GlobalPost: You mentioned that the containment vessels have already been damaged. It appears that officials are reporting the opposite. How do you know you’re right?
Gundersen: We’re seeing iodine and cesium in the environment. That’s an indication that the containments are leaking. Exactly how much they’re leaking it’s hard to say.
I can’t understand how officials can say that the releases are low, when they don’t have any instruments that are working. Their batteries have failed, and when the batteries fail, all of the instruments stop working. So it’s hard to determine what the radiation levels are, and what the pressure levels are.
The Japanese and the nuclear industry are heavily, heavily financially invested in this. My experience is that, after Three Mile Island and after Chernobyl, everybody said there wasn’t a problem, until there was a problem. So I really don’t put much faith in official pronouncements the first week of an accident.

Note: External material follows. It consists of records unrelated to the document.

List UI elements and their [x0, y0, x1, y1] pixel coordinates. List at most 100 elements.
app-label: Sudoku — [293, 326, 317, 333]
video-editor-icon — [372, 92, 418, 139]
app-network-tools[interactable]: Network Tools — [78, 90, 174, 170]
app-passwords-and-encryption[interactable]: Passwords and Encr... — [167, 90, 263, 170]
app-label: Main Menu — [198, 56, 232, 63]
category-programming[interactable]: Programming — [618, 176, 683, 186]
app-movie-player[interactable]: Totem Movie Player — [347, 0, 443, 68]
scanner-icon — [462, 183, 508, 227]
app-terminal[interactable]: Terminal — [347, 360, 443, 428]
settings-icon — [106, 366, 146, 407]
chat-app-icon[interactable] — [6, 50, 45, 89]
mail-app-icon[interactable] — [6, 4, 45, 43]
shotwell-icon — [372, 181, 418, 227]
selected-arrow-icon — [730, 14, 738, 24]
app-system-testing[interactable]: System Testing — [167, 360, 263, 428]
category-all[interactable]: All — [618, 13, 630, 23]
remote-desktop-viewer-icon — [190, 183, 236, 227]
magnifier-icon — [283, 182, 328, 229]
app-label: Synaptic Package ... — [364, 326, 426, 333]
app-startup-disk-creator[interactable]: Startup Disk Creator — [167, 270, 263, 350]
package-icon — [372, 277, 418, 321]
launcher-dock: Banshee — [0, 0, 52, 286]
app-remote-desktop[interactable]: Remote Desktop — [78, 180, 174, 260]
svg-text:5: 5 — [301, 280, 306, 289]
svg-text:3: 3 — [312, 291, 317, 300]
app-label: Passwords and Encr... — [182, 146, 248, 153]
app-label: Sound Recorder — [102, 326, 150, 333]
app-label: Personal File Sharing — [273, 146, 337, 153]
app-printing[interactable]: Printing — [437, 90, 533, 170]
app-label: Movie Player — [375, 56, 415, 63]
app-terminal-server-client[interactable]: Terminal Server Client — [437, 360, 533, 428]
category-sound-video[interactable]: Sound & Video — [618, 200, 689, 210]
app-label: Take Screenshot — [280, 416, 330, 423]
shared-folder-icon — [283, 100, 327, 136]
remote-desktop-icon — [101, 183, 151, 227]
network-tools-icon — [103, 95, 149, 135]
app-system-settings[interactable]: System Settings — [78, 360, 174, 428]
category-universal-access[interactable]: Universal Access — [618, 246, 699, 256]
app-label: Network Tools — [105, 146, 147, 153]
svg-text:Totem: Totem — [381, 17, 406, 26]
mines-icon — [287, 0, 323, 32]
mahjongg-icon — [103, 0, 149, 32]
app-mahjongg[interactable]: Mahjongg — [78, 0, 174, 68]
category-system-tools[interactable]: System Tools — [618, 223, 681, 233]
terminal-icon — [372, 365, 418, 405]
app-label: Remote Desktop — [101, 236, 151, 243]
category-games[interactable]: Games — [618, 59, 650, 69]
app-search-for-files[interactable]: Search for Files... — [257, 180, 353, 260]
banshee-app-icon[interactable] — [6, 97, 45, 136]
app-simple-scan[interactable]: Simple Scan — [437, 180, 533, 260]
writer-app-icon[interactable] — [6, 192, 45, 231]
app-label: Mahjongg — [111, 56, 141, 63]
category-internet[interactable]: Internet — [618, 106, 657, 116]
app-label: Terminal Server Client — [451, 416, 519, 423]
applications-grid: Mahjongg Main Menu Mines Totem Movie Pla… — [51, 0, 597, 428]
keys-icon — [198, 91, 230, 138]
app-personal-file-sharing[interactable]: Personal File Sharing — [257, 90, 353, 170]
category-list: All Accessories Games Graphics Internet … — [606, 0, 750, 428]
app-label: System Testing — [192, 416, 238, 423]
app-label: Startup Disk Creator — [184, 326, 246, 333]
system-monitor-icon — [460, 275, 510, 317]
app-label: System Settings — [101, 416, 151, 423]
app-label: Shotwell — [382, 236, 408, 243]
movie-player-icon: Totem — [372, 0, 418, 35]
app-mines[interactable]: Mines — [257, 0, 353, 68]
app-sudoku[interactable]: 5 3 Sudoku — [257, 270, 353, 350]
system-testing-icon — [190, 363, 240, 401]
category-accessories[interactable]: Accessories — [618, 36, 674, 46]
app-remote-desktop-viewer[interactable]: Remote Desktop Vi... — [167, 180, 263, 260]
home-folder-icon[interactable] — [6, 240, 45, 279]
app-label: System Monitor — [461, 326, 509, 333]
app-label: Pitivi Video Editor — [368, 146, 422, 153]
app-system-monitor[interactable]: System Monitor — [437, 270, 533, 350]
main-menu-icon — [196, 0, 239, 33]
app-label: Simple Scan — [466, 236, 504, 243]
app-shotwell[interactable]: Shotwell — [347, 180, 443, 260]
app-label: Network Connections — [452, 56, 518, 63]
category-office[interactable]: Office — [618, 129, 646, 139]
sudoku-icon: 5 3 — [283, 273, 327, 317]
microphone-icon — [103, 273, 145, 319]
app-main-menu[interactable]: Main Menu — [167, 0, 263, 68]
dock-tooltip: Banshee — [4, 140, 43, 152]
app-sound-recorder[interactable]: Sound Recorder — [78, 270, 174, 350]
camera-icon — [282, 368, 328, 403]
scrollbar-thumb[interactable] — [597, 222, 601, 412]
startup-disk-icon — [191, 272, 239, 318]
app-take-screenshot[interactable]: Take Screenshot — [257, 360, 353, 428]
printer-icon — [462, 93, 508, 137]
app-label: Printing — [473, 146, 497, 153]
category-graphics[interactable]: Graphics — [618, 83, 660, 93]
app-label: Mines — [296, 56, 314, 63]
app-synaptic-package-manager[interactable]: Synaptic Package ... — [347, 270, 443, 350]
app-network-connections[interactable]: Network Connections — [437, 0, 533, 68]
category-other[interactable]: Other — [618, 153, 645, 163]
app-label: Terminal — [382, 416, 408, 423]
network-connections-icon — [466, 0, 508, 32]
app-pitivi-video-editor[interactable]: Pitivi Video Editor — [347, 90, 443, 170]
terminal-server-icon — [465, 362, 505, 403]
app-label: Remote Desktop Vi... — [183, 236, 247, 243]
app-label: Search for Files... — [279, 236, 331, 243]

GlobalPost: So the people who have access to information have a self interest in making that information look as benign as possible?
Gundersen: Yes. On top of that, the officials don’t want to provoke a panic. So there’s a financial long term interest to try to minimize the impact. The flip side of that is that in the process you lose transparency. There is no transparency right now. We’re dealing with second hand information.
I understand from one source that the second unit cannot be vented, because the vent is jammed. I don’t know if that’s true or not. I have one source, and I like to have two. But this accident hasn’t played out yet. It could clearly get worse before it gets better.